Introduction to Big Data Processing (TIETA17)

Posted on

About the 2018 edition of the course

The next course will start in October 2018 (period II).

These are general information pages about the course. The active course pages of the 2018 course will be hosted on the WETO-server (note: the pages will become available once the course begins). You may login to WETO using your basic university account.

General course information

TIETA17 Introduction to Big Data Processing is a 5 ECTS course that aims to provide the participating students with:

  • A high-level general introduction to the concepts of “Big Data” and “data analysis”.
  • Practical experience with some commonly used tools and techniques for (big) data processing.
    • Relevant Python libraries/tools for data processing, analysis and visualization (especially from the SciPy-ecosystem, such as numpy, pandas, matplotlib, scikit-learn, etc.).
    • Two commonly used distributed computing frameworks: Apache Hadoop and Apache Spark.
    • Two commonly used distributed data storage systems: Hadoop Distributed File System (HDFS) and Apache Hbase distributed database.
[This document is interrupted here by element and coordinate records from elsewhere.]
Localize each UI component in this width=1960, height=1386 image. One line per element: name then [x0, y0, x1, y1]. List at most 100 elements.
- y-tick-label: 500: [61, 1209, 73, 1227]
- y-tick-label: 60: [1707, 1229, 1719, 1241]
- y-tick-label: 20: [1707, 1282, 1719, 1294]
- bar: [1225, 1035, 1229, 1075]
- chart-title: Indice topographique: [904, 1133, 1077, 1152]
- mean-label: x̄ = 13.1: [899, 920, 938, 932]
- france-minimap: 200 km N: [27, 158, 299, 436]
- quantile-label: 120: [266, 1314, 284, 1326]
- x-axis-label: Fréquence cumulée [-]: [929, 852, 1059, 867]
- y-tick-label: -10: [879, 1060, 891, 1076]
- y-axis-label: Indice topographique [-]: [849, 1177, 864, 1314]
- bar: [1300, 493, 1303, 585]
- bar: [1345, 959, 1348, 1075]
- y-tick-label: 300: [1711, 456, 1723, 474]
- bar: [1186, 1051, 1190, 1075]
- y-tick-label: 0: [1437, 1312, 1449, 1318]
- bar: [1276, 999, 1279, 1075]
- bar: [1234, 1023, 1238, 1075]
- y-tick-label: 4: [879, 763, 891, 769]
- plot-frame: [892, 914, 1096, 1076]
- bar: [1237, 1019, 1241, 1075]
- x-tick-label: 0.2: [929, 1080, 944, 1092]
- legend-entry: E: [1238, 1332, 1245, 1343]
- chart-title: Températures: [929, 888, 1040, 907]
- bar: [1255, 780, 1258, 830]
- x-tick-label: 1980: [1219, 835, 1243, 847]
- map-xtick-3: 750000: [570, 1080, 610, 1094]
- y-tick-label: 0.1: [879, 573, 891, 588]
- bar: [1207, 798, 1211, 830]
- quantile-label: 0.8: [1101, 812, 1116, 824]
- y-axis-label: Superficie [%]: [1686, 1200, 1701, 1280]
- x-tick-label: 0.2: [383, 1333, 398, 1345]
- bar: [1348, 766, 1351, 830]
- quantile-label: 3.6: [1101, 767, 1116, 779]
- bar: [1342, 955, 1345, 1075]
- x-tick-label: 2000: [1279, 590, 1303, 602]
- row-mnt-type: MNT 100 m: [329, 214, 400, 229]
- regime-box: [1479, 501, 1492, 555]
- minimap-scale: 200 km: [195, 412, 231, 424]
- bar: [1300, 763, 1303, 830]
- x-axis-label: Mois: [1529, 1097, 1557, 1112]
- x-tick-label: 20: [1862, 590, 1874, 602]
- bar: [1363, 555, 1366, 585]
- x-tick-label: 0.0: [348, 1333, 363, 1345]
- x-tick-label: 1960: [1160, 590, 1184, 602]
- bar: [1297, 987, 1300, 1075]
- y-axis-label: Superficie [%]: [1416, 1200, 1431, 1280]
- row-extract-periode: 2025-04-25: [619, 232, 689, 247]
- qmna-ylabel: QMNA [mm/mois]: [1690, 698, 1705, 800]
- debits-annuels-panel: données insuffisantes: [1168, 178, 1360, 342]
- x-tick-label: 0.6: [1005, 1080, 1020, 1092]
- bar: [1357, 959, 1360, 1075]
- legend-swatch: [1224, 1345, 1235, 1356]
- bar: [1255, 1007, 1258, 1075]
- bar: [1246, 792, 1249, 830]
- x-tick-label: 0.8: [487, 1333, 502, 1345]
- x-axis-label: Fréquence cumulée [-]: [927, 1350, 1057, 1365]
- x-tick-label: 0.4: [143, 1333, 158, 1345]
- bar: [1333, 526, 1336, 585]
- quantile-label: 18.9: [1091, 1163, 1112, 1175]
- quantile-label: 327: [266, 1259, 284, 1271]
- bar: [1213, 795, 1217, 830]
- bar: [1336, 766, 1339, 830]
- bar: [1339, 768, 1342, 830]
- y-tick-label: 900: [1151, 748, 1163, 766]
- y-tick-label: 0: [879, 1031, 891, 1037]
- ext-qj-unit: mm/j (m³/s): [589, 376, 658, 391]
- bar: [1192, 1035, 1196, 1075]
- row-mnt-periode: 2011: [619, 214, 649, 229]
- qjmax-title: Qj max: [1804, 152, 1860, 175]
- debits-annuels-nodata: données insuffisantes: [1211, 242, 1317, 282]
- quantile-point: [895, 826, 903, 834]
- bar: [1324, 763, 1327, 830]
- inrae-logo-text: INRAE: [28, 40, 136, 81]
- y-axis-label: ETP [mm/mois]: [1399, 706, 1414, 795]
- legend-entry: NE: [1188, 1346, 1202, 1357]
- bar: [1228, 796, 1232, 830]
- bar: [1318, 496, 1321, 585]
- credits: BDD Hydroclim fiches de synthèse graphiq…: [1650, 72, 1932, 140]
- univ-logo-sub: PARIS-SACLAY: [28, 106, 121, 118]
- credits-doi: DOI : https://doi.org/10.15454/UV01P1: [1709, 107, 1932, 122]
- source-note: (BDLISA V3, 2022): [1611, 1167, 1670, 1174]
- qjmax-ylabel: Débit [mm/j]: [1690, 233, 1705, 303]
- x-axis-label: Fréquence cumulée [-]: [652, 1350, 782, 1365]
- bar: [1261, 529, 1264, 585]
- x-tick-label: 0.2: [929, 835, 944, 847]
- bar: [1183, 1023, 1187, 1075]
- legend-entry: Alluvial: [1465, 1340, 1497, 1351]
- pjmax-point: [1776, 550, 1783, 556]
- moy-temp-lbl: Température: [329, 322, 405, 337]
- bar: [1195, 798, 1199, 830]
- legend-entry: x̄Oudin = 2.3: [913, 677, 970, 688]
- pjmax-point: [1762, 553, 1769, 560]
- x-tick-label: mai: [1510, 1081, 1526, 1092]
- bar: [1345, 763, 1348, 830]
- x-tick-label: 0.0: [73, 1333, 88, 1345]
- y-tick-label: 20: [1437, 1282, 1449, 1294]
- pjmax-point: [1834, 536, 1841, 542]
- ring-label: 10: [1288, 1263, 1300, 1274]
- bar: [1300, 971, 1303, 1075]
If time permits, also MongoDB will be introduced.

Recommended prior knowledge

The course will require satisfactory programming skills in Python. If you have no prior Python programming experience, it is highly recommended that you first take the course TIETA19 Practical programming in Python (held in period I).

Additional recommended, although not strictly required, background courses:

Course structure

The main elements of the course are (1) weekly lectures, (2) self-study and (3) exercise work. These are described below.

  1. Lectures
    • The lectures will provide a high-level overview on the covered topics, some practical examples and demos as well as general information about the course itself.
  2. Self-study
    • A lot of the finer details of Python libraries, Apache Hadoop and Apache Spark will be studied in an independent manner.
  3. Exercise work
    • The students will do practical (programming) exercises using Python (including MapReduce and Spark programs).
    • The exercises are peer-reviewed: students must review solutions submitted by other students (in an anonymous manner).
    • Exercises will also be discussed/reviewed during the lectures; there are no dedicated “exercise sessions”.

Passing the course

Course participants need to complete most of the practical exercises and pass the final exam. More details about the passing and grading criteria will be described during the course.